Théâtre en Afrique – L’espace-corps et la fuite

Notre directeur d’atelier Christel Gbaguidi, originaire du Bénin, a placé des situations humaines au cœur du travail : celles de personnes vivant en Afrique, en Europe, à Berlin, à Rudolstadt, venant du Bénin, de Gambie, d’Esslingen ou d’ailleurs. Ce n’était pas de la théorie. En tant que participant(e)s à l’atelier, nous représentions ces personnes – avec ou sans l’expérience de l’exil. Que l’on vienne du continent européen, que l’on soit originaire d’Afrique, issu d’un milieu précaire ou aisé, en séjour irrégulier ou non, que l’on soit arrivé sur des canots gonflables ou que l’on n’ait jamais vu la mer, que l’on ait peur d’être reconnu ou que l’on veuille au contraire se montrer.

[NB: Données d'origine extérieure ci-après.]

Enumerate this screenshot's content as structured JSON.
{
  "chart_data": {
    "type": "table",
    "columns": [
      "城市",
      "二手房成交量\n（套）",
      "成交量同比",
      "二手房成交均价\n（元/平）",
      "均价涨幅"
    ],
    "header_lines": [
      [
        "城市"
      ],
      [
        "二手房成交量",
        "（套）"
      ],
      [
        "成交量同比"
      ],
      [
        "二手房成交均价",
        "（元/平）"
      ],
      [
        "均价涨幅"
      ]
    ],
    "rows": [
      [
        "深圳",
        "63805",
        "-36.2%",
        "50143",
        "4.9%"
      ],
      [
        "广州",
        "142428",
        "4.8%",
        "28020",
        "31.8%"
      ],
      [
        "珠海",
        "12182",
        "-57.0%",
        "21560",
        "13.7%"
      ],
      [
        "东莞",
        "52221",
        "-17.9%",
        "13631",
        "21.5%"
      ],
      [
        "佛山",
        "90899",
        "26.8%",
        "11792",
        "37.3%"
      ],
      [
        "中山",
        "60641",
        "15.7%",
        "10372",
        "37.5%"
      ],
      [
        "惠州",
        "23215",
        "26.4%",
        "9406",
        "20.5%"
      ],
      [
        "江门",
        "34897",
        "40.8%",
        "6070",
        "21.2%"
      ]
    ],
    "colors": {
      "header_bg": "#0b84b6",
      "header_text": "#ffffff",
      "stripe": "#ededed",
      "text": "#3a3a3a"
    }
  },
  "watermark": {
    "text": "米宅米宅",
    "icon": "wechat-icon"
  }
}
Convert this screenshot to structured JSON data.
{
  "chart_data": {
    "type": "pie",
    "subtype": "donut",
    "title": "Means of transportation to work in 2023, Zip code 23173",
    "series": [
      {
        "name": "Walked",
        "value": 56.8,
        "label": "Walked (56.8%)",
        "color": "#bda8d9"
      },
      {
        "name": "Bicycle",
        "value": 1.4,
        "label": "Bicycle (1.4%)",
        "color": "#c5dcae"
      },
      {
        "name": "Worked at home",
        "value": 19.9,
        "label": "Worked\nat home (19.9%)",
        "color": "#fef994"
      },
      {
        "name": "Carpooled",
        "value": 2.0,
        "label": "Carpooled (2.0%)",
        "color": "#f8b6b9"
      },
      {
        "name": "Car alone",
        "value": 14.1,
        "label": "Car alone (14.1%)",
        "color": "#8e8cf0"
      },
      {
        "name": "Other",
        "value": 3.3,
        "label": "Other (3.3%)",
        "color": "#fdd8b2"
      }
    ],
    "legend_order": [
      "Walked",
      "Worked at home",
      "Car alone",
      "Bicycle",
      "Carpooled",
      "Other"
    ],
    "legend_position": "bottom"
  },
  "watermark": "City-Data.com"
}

Que l’on habite un appartement ou un gymnase transformé en lieu d’accueil pour réfugiés. Tout cela devient secondaire quand il s’agit d’incarner un être humain, et de reconnaître et d’accepter les autres en tant que tels. Les méthodes de pédagogie théâtrale de Christel, comme l’adresse directe, la discipline et l’estime, ont créé une atmosphère qui nous a ouverts les uns aux autres et nous a amenés à réfléchir. Cette perspective a laissé la place à deux points de vue : le sien et celui de l’Autre. Tout s’est déroulé progressivement, tantôt via des petits jeux théâtraux, tantôt via des associations et l’écriture de textes, tantôt via l’observation d’images. Ensemble, nous avons appris à observer des faits sous différents angles et à les mettre en scène. Il n’y avait aucune concurrence ni aucune pression quant à la qualité de la prestation, mais au contraire la recherche permanente d’ouvrir les possibles via l’outil qu’est le théâtre, pour une entente mutuelle. Les pauses ont donné lieu à des rencontres intenses où tous les espoirs et les désespoirs, tous les futurs et les passés des uns et des autres se sont dévoilés. « L’espace-corps et la fuite » de Gbaguidi est un concept qui a touché tous les participants, tout en leur permettant de revenir à l’essentiel. Nous avons évolué dans des espaces et dans des dimensions multiples. C’était extraordinaire de trouver son point de repos à partir de la perspective architecturale, et de pouvoir s’y attarder. Personne ne pouvait nous en chasser ou nous renvoyer. Au contraire, c’était précisément le lieu où l’on était en sécurité, dans lequel les scènes théâtrales s’écrivaient. C’était le lieu de l’entente, le lieu de l’innovation.